Aluna tampak menghela nafas
panjang kemudian mengusap air matanya.
“Maafin aku, ya, Yan?
Kamu enggak apa-apa pergi dari kehidupan aku sekarang. Tapi aku bakalan buktiin
aku bisa berubah supaya kamu bisa kembali sama aku..” tutur Aluna. “Dan kamu
juga musti tau, aku emang egois, Yan, tapi aku bener-bener bahagia banget
pernah punya kamu.. Makasih ya, Yan.”
Gian menatap Aluna kembali.
Wajahnya yang selalu terlihat tenang tampak sedikit muram setelah mendengar
Aluna berbicara. Kemudian ia meraih tas
di sampingnya.
“Kamu baik-baik, ya, Al..” tukas
Gian sambil beranjak berdiri untuk pergi dari lapangan meninggalkan Aluna.

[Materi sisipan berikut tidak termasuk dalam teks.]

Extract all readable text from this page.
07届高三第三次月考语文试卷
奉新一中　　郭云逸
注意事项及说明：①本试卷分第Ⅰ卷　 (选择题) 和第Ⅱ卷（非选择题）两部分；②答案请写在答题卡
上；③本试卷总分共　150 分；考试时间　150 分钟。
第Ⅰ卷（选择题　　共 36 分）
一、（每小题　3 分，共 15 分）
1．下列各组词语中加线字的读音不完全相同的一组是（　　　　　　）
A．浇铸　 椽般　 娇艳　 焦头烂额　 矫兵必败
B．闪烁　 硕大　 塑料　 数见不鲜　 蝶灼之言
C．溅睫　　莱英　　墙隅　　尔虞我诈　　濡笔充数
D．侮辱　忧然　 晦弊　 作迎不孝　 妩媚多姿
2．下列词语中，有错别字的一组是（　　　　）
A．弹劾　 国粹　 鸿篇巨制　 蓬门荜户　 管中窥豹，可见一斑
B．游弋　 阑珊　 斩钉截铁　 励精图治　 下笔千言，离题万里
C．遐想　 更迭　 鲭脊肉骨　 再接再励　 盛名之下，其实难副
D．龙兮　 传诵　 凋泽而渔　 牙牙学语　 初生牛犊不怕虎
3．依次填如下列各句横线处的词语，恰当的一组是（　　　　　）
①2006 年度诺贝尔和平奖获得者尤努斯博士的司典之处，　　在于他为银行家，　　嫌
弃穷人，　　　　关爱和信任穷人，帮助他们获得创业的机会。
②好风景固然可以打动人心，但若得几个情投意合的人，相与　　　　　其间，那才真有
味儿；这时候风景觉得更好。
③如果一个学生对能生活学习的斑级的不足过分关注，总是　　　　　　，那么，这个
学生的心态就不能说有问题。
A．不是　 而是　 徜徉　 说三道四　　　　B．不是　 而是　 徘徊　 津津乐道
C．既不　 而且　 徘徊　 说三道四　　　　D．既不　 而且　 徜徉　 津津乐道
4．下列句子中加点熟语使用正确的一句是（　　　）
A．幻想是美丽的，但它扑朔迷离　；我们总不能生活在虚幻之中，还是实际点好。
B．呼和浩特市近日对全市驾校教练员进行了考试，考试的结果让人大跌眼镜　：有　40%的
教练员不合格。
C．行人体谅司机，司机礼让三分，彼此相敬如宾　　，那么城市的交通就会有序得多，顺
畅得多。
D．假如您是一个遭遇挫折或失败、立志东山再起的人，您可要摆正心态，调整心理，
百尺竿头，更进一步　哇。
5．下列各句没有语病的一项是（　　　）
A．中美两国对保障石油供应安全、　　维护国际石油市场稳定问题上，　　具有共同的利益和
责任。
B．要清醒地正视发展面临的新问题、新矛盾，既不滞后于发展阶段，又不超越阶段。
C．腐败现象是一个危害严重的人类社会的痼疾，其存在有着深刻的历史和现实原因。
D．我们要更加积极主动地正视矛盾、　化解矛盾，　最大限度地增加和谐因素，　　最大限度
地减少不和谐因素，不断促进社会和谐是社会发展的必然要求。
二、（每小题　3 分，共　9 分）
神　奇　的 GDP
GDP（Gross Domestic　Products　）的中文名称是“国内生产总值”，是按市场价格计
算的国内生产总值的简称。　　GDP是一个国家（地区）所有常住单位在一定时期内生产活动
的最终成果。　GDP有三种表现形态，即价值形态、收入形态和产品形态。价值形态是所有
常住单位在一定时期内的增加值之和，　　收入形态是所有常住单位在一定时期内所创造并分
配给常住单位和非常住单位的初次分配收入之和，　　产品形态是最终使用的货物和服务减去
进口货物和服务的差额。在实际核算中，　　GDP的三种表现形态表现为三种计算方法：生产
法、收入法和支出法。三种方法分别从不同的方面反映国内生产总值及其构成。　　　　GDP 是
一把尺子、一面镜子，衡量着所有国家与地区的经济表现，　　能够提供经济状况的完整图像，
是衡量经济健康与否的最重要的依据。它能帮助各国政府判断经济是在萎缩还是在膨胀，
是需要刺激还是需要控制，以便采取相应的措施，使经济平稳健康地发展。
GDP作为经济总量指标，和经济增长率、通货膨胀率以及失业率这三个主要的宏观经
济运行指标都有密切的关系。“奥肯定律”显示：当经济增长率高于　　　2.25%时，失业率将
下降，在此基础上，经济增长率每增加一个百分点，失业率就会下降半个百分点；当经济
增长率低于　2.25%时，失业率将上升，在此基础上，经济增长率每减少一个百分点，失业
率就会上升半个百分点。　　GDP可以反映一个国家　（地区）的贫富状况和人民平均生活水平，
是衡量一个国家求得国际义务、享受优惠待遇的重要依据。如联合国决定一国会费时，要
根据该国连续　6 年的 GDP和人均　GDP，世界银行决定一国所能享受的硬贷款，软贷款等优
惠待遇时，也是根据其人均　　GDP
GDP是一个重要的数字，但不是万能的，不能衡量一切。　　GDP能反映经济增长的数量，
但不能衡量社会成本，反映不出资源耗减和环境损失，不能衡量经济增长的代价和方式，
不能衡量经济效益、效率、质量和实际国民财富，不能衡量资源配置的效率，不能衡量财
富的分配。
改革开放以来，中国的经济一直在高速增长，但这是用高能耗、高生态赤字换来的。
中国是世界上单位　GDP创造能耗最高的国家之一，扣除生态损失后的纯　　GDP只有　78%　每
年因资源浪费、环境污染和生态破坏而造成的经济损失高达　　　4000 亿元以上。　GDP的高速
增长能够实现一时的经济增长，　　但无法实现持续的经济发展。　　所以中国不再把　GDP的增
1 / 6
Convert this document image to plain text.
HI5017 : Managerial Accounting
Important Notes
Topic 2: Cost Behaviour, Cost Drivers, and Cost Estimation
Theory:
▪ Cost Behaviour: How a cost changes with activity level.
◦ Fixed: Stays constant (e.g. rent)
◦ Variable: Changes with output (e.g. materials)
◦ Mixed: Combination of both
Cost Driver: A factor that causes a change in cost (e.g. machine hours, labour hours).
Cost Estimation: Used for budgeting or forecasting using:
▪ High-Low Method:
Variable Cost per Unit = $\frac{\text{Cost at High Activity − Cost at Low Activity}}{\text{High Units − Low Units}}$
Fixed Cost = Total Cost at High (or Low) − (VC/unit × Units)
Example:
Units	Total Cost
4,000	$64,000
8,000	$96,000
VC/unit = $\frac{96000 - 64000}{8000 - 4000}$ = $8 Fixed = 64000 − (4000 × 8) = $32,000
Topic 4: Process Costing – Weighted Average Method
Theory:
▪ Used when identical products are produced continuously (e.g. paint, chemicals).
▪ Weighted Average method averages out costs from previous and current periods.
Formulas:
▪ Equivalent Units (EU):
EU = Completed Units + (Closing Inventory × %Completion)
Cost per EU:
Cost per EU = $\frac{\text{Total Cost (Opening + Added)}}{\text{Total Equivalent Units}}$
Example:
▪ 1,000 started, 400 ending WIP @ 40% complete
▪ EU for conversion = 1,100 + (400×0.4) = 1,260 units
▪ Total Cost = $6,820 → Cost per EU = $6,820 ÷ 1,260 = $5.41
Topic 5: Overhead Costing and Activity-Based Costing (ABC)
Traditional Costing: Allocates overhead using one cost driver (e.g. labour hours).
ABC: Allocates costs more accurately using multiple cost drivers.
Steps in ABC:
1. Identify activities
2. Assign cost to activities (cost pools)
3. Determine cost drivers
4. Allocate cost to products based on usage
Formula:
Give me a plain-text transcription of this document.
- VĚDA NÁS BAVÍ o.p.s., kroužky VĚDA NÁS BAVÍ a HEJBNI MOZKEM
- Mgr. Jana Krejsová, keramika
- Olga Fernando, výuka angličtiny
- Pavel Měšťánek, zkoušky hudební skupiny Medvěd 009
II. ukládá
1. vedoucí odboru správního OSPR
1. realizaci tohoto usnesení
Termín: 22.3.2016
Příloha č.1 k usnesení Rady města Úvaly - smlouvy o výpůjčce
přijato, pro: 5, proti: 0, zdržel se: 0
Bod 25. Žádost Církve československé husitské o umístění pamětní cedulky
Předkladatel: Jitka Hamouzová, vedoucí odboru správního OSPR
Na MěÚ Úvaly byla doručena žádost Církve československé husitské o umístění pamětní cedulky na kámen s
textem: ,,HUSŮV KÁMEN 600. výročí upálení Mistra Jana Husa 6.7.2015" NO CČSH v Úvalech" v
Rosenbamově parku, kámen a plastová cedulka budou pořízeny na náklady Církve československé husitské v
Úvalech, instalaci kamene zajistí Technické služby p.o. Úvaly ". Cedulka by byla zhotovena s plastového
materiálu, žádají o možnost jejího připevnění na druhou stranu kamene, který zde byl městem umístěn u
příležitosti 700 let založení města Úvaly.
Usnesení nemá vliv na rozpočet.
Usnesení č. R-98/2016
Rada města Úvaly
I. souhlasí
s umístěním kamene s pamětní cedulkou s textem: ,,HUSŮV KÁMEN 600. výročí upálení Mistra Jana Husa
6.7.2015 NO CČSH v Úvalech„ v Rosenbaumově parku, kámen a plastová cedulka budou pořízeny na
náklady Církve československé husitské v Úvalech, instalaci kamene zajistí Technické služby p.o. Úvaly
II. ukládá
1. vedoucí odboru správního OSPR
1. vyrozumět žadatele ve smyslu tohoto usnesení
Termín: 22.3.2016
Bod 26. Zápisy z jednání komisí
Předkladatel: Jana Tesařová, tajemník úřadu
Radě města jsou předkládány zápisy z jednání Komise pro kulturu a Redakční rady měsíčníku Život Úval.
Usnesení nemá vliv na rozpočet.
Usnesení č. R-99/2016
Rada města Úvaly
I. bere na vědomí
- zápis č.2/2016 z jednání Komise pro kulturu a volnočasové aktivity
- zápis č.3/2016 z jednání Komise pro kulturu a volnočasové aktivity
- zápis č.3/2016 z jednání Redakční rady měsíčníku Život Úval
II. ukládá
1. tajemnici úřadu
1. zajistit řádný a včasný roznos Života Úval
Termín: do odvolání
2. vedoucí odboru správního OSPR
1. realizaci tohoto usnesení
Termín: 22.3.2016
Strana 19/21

Aluna memperhatikan Gian yang
berjalan membelakanginya.
“Haloo, Gian!” teriak Aluna dari
belakang.
Gian menghentikan langkahnya. Itu
adalah kalimat pertama yang di ucapakan oleh Aluna ketika mereka baru pertama
berkenalan.
Gian tersenyum.
“Haloo, Aluna!”
Gian kemudian melanjutkan
langkahnya pergi meinggalkan Aluna yang juga berdiri hendak beranjak dari lapangan itu.
Dan sekali lagi, di sore yang
sama namun arah langkah yang berbeda, Gian semakin menjauh meninggalkan Aluna
yang berjalan gontai meninggalkan lapangan basket itu. Tempat dimana Gian
selalu membuatnya nyaman, tenang. Tapi kini Aluna harus merelakan kebahagiaan
yang tidak pernah dia lihat dan hargai yang berada tepat di depan matanya,
yaitu Gian.
Kini Aluna sadar, kadang untuk
membuat orang agar lebih bisa bersyukur dan menghargai orang lain adalah dengan
cara kehilangan orang yang ternyata sangat begitu berharga setelah dia hilang.